5 Gij slechten! verstaat kloekzinnigheid, en gij zotten! verstaat met het hart.

6 Hoort, want ik zal vorstelijke dingen spreken, en de opening Mijner lippen zal enkel billijkheid zijn.

7 Want Mijn gehemelte zal de waarheid bedachtelijk uitspreken, en de goddeloosheid is Mijn lippen een gruwel.

8 Al de redenen Mijns monds zijn in gerechtigheid; er is niets verdraaids, noch verkeerds in.

9 Zij zijn alle recht voor dengene, die verstandig is, en rechtmatig voor degenen, die wetenschap vinden.

10 Neemt Mijn tucht aan, en niet zilver, en wetenschap, meer dan het uitgelezen uitgegraven goud.

11 Want wijsheid is beter dan robijnen, en al wat men begeren mag, is met haar niet te vergelijken.

12 Ik, Wijsheid, woon bij de kloekzinnigheid, en vinde de kennis van alle bedachtzaamheid.

13 De vreze des HEEREN is, te haten het kwade, de hovaardigheid, en den hoogmoed, en den kwaden weg; Ik haat ook den mond der verkeerdheden.

14 Raad en het wezen zijn Mijne; Ik ben het Verstand, Mijne is de Sterkte.

15 Door Mij regeren de koningen, en de vorsten stellen gerechtigheid.

16 Door Mij heersen de heersers, en de prinsen, al de rechters der aarde.

17 Ik heb lief, die Mij liefhebben; en die Mij vroeg zoeken, zullen Mij vinden.

18 Rijkdom en eer is bij Mij, duurachtig goed en gerechtigheid.

19 Mijn vrucht is beter dan uitgegraven goud, en dan dicht goud; en Mijn inkomen dan uitgelezen zilver.

20 Ik doe wandelen op den weg der gerechtigheid, in het midden van de paden des rechts;

21 Opdat Ik Mijn liefhebbers doe beerven dat bestendig is, en Ik zal hun schatkameren vervullen.

22 De HEERE bezat Mij in het beginsel Zijns wegs, voor Zijn werken, van toen aan.
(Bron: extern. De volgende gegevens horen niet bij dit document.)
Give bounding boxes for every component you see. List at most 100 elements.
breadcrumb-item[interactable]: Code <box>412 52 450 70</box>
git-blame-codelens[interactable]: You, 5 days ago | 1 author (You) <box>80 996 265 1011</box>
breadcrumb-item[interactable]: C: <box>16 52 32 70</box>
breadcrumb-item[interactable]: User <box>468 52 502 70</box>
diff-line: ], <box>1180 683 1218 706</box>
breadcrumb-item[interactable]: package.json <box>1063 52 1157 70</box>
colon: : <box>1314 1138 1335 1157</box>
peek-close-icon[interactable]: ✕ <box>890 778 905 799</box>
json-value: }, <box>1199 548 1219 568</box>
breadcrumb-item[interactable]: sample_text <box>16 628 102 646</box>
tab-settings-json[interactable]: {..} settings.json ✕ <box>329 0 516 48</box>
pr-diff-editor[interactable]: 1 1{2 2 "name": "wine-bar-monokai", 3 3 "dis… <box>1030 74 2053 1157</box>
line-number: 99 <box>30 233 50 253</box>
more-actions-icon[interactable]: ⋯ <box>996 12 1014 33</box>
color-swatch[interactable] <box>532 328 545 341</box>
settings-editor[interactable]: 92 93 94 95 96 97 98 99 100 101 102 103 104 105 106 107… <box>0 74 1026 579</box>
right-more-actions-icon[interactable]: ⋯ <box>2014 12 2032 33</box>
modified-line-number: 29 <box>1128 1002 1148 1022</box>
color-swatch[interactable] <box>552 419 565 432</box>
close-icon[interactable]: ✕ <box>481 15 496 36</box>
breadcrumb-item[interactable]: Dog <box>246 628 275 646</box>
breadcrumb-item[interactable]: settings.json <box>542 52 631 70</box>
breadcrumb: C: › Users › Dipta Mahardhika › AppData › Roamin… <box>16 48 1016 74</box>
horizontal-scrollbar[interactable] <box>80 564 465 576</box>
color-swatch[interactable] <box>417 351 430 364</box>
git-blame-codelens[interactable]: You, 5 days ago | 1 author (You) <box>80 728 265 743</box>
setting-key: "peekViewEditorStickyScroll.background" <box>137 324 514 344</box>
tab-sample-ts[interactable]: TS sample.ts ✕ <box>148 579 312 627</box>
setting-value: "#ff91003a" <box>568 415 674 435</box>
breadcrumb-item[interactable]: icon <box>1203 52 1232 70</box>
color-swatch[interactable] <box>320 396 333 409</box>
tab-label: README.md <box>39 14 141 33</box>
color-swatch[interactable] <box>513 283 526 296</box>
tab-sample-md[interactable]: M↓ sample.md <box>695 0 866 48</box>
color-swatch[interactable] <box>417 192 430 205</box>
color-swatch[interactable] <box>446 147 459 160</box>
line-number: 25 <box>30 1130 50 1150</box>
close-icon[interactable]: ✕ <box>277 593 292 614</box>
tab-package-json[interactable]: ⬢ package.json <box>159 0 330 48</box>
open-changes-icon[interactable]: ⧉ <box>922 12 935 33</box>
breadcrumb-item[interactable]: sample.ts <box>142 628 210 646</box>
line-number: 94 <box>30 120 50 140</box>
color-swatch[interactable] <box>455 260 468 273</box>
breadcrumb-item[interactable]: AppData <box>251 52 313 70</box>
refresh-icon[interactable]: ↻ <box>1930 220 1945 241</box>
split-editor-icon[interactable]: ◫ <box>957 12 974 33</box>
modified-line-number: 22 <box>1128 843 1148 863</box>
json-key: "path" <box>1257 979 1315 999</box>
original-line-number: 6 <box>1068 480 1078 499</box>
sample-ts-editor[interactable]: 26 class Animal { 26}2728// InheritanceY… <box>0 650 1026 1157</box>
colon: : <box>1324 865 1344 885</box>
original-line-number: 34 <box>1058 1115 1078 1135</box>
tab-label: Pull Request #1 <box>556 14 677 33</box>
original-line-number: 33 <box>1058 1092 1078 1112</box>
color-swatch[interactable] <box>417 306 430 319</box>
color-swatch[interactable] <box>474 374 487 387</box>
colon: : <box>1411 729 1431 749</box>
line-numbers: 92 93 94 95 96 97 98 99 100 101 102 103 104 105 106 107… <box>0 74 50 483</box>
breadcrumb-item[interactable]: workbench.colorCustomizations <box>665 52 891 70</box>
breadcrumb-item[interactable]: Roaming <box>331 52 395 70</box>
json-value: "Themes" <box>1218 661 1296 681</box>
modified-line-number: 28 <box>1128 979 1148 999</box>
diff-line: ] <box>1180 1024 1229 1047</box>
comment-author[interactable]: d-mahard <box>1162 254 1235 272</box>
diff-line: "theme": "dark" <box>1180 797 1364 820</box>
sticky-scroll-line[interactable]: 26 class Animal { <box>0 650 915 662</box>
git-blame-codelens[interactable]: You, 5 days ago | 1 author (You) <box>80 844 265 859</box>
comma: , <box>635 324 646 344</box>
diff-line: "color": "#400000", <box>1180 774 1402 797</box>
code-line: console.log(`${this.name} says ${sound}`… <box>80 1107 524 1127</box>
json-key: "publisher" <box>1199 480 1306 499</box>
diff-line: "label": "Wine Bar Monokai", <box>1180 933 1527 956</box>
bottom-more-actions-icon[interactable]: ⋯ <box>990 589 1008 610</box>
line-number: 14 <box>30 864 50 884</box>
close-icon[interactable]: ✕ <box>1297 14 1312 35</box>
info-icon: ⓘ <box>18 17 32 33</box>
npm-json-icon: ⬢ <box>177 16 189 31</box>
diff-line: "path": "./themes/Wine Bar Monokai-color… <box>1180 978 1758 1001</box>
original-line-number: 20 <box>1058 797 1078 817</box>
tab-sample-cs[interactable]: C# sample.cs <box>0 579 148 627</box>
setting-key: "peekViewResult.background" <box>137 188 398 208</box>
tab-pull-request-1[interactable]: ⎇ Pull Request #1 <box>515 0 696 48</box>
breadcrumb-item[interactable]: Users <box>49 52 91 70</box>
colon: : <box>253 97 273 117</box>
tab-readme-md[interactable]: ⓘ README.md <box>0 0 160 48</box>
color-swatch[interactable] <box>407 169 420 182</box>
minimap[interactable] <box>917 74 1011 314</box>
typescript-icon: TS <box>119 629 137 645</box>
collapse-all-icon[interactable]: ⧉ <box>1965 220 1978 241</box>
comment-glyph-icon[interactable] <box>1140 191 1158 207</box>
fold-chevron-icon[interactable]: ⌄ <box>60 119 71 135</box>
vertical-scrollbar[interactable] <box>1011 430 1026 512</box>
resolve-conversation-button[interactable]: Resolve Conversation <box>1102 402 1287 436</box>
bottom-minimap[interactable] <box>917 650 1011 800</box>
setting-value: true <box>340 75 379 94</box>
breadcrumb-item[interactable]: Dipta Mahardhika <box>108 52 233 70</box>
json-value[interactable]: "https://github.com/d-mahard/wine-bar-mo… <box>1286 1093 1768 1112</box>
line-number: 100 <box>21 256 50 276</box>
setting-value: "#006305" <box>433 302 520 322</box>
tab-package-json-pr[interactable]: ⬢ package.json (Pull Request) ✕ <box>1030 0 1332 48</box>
23 Ik ben van eeuwigheid af gezalfd geweest; van den aanvang, van de oudheden der aarde aan.

24 Ik was geboren, als de afgronden nog niet waren, als nog geen fonteinen waren, zwaar van water;

25 Aleer de bergen ingevest waren, voor de heuvelen was Ik geboren.

26 Hij had de aarde nog niet gemaakt, noch de velden, noch de aanvang van de stofjes der wereld.

27 Toen Hij de hemelen bereidde, was Ik daar; toen Hij een cirkel over het vlakke des afgronds beschreef;

28 Toen Hij de opperwolken van boven vestigde; toen Hij de fonteinen des afgronds vastmaakte;

29 Toen Hij der zee haar perk zette, opdat de wateren Zijn bevel niet zouden overtreden; toen Hij de grondvesten der aarde stelde;

30 Toen was Ik een voedsterling bij Hem, en Ik was dagelijks Zijn vermakingen, te aller tijd voor Zijn aangezicht spelende;

31 Spelende in de wereld Zijns aardrijks, en Mijn vermakingen zijn met de mensenkinderen.

32 Nu dan, kinderen! hoort naar Mij; want welgelukzalig zijn zij, die Mijn wegen bewaren.

33 Hoort de tucht, en wordt wijs, en verwerpt die niet.

34 Welgelukzalig is de mens, die naar Mij hoort, dagelijks wakende aan Mijn poorten, waarnemende de posten Mijner deuren.

35 Want die Mij vindt, vindt het leven, en trekt een welgevallen van den HEERE.

36 Maar die tegen Mij zondigt, doet zijn ziel geweld aan; allen, die Mij haten, hebben den dood lief.